Now's Not a Good Time to Talk About Infrastructure


This is one of those times when reality hits home.

Reality dictates that, in order to upgrade and improve the nation's water infrastructure, someone is going to have to pay more in taxes or fees in order to make it happen. If people are going to talk about how government has to act like a family around the kitchen table (which it isn't, but oh well), then now is the moment when those same people sitting around the kitchen table have to find the money to have a new well dug or figure out how to afford running a pipe to the city's water supply. Are we ready for this kind of mature, serious discussion?

Of course not.

We just had a serious adult conversation in this country about cutting the deficit. And I don't remember anyone pointing out how foolish we were being by not spending money to improve our national infrastructure.

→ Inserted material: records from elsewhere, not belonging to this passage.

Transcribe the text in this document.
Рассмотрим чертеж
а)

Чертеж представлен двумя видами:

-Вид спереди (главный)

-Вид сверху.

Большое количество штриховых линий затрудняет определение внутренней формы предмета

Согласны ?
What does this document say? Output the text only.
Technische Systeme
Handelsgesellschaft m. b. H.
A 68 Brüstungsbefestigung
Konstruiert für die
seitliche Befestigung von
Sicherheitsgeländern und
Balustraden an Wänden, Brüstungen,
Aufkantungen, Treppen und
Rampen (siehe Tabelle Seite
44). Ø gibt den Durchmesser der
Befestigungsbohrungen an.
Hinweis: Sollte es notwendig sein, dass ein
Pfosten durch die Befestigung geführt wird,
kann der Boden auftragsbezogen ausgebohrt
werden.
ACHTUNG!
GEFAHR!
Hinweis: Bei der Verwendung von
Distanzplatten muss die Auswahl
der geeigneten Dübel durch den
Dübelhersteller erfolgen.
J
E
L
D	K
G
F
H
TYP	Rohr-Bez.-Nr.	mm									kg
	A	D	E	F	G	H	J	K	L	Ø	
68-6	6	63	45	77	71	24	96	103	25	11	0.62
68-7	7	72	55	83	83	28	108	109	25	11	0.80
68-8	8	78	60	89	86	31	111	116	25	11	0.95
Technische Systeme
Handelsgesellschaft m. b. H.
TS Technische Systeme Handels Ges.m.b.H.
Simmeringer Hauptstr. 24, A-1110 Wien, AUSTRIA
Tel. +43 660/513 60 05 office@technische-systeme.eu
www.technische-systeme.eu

The people who still talk about how government should cut spending and cut taxes and let the private sector handle things have won the day. This is the accepted view of our national discourse--you're dead on arrival if you talk about raising taxes. But you're a serious thinker if you can quote Ayn Rand and deliver a magic pony who has a bundle of cheap water pipes tied to its back.

I feel bad for the communities involved. I hope that, at every level, they have adults in charge who can figure out how to raise the funds necessary to make improvements. I have a sneaky suspicion that they will have to deal with cranks and kooks who will make their decision making process harder than it already is, solely because the failed idea that tax cuts equals money! growth! success! has taken root in the American consciousness.

Still waiting for it all to work out in the end? Not me.